Your “freedom” and mine are not the same thing.
- VON(壹叔瘋神)

- May 1
- 3 min read
I’ve been running a writer’s account on X for several months now. As the algorithm began feeding me more and more posts from Western authors, I started noticing a phenomenon I simply couldn’t make sense of.
They often post questions like, “What’s the most important thing for a writer?” with “creative freedom” prominently listed as an option.
Or “If you had creative freedom, would you…?”
The impression I get is that Western writers genuinely believe they lack creative freedom.
I don’t want to laugh—
but I can’t help it.
How does someone born in a free society arrive at the conclusion that they have no freedom?
Eventually, I understood:
we are not talking about the same thing at all.
Our definitions of “creative freedom” don’t even exist in the same dimension.
For many Western writers, “creative freedom” means not being interfered with—not having an editor ask them to revise an outline, adjust a character, or change an ending.
They see such requests as violations of their artistic autonomy.
Some even treat “no one tells me what to change” as the highest form of freedom, the very charm of independent publishing.
To me, that has almost nothing to do with creative freedom.
Editing is an essential part of preparing a book for publication. It’s a professional process.
If you dislike interference, you can self‑publish and accept the consequences.
To elevate ordinary editorial feedback and market realities into a claim of “my freedom is being violated” reflects, at best, a misunderstanding of what freedom actually means.
Because the kind of freedom I’m talking about is far more brutal—and far more fundamental.
It means this:
After writing something, you will not be summoned, questioned, detained, sentenced, or forcibly institutionalized because of your words.
It means your work will not place your family in danger—your loved ones will not be threatened, punished, or quietly made to disappear because you wrote a book.
That is what the absence of creative freedom truly looks like.
Four hundred years ago, Galileo was persecuted by the Inquisition for writing Dialogue Concerning the Two Chief World Systems.
Four centuries later, in some places, a single book can still destroy a person’s family, tear apart their life, or erase their existence entirely.

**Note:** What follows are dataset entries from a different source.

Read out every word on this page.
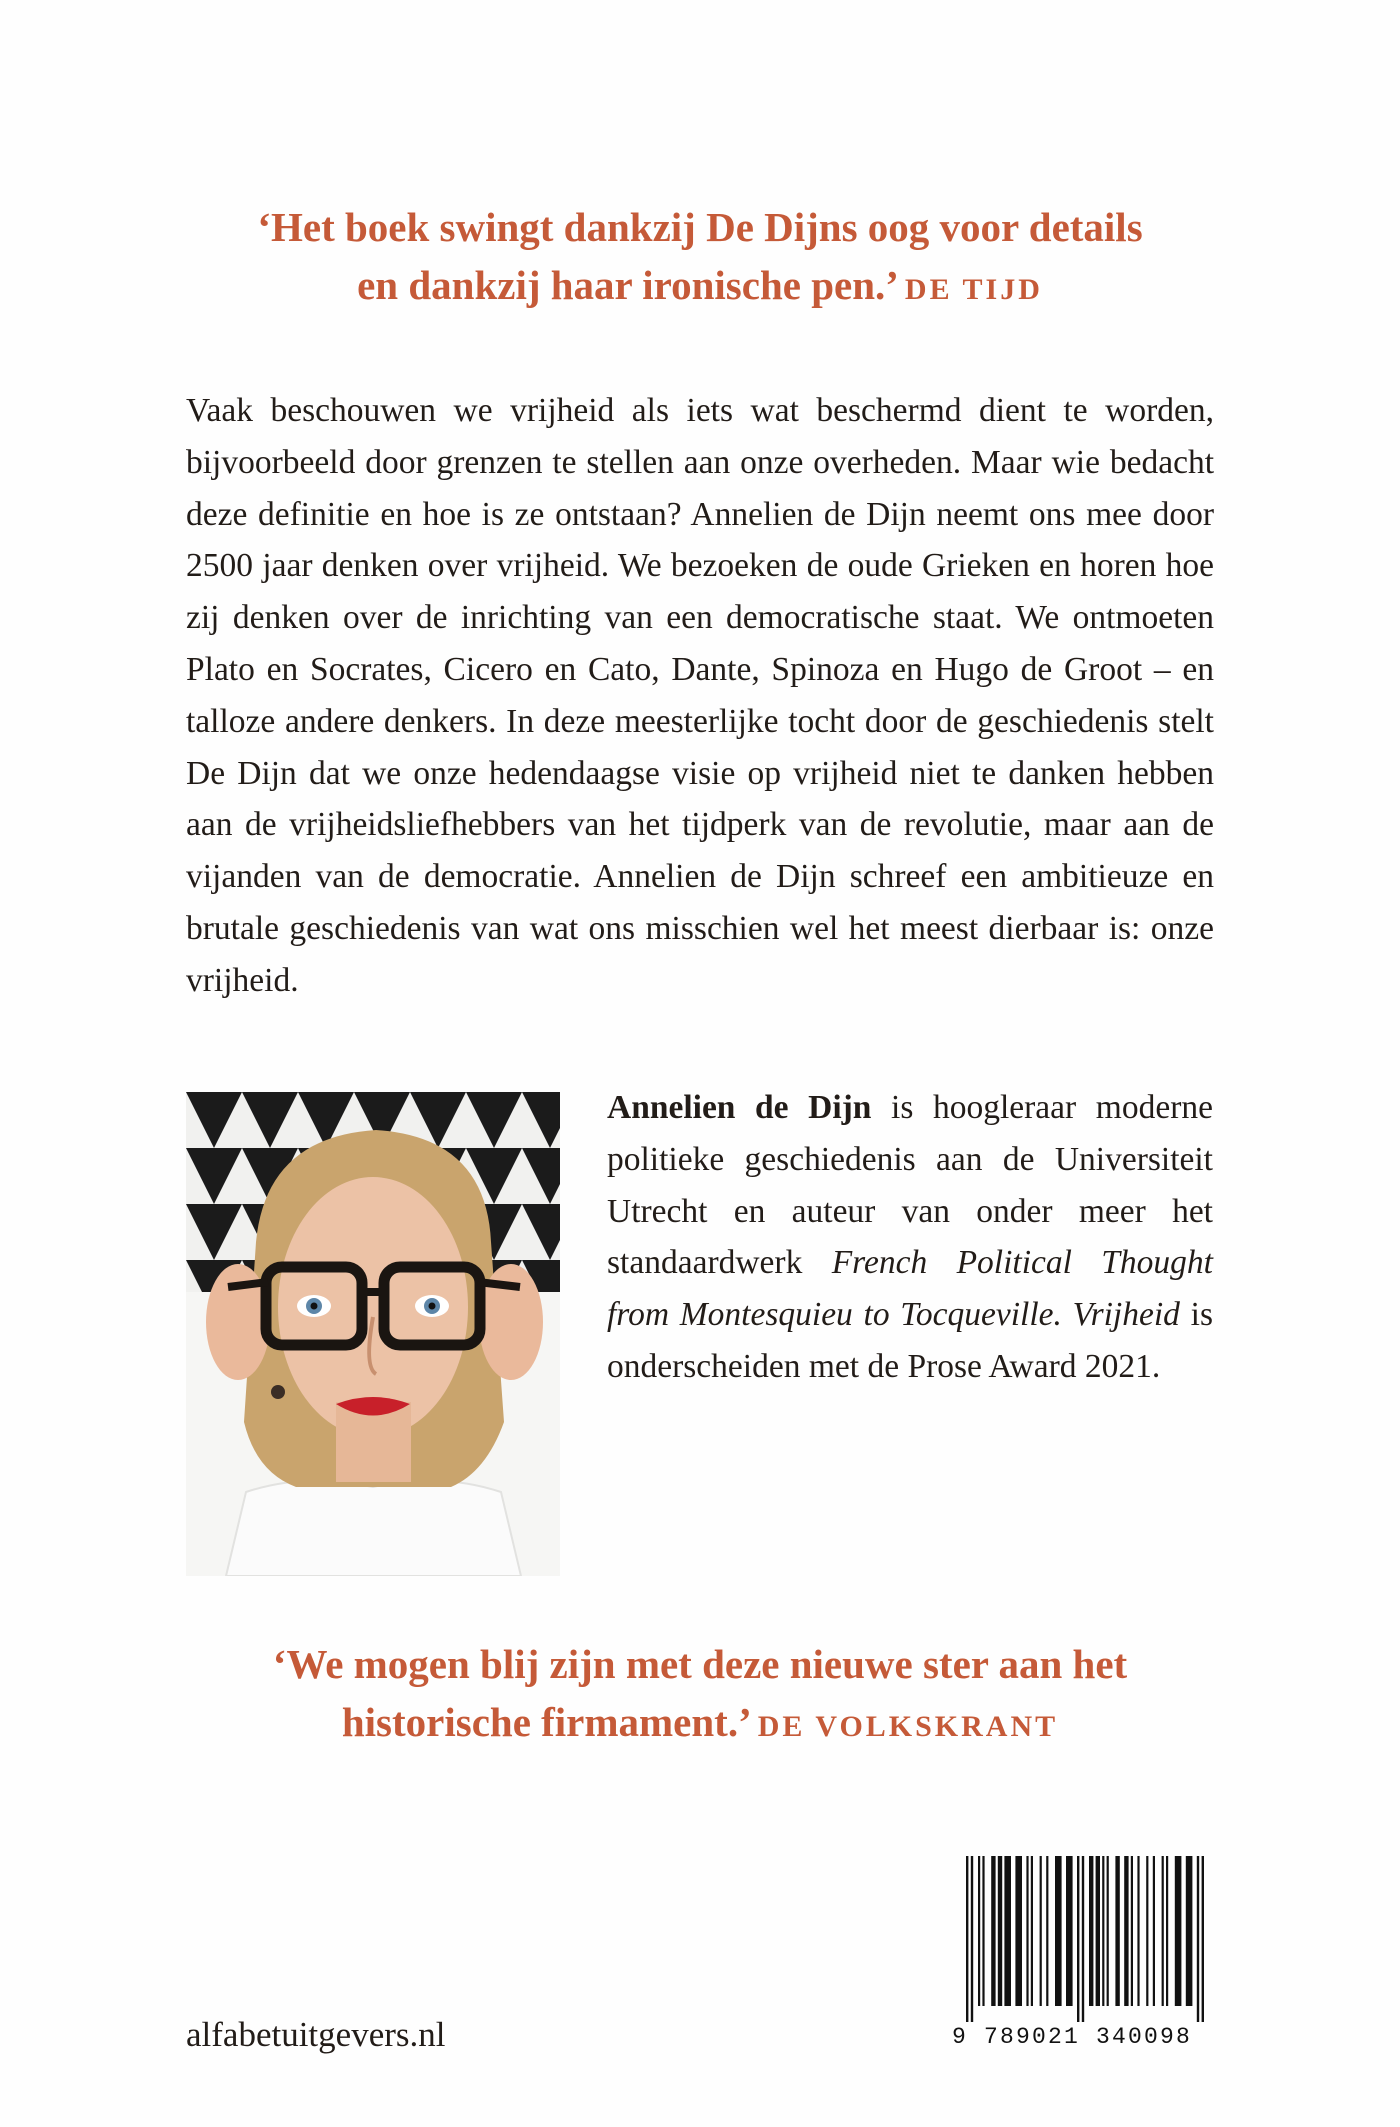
‘Het boek swingt dankzij De Dijns oog voor details
en dankzij haar ironische pen.’ DE TIJD
Vaak beschouwen we vrijheid als iets wat beschermd dient te worden, bijvoorbeeld door grenzen te stellen aan onze overheden. Maar wie bedacht deze definitie en hoe is ze ontstaan? Annelien de Dijn neemt ons mee door 2500 jaar denken over vrijheid. We bezoeken de oude Grieken en horen hoe zij denken over de inrichting van een democratische staat. We ontmoeten Plato en Socrates, Cicero en Cato, Dante, Spinoza en Hugo de Groot – en talloze andere denkers. In deze meesterlijke tocht door de geschiedenis stelt De Dijn dat we onze hedendaagse visie op vrijheid niet te danken hebben aan de vrijheidsliefhebbers van het tijdperk van de revolutie, maar aan de vijanden van de democratie. Annelien de Dijn schreef een ambitieuze en brutale geschiedenis van wat ons misschien wel het meest dierbaar is: onze vrijheid.
Annelien de Dijn is hoogleraar moderne politieke geschiedenis aan de Universiteit Utrecht en auteur van onder meer het standaardwerk French Political Thought from Montesquieu to Tocqueville. Vrijheid is onderscheiden met de Prose Award 2021.
‘We mogen blij zijn met deze nieuwe ster aan het
historische firmament.’ DE VOLKSKRANT
alfabetuitgevers.nl	9 789021 340098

This is what “no creative freedom” actually means.
While Western writers celebrate “not having to listen to an editor” as a triumph of creative liberty, they rarely realize that elsewhere, someone must constantly ask themselves:
“Can I finish writing this book safely?”
Some people define freedom as “not being edited.”
Others define freedom as “not being destroyed for writing.”
These two forms of “freedom” are not the same species.
People take what they have for granted so completely that they begin to believe they never had it at all.
If creative freedom were air, no one would notice it—except those who are drowning.
The essence of creative freedom has never been the casual “I can write whatever I want.”
Its deeper meaning is this:
whether a creator can remain faithful to their work without fearing the loss of dignity, liberty, or life.
When even that cannot be guaranteed, all the elegant talk of “creative autonomy” becomes nothing more than a refined illusion.
In theory, freedom is a natural human right.
In reality, it is a scarce resource that some people can obtain only through blood and sacrifice.
Those who live surrounded by freedom may never understand this:
Some writers ask themselves, “Can I maintain my creative autonomy?”
Others ask, “If I finish this, will I still be alive?”
The distance between those two questions is the true measure of creative freedom.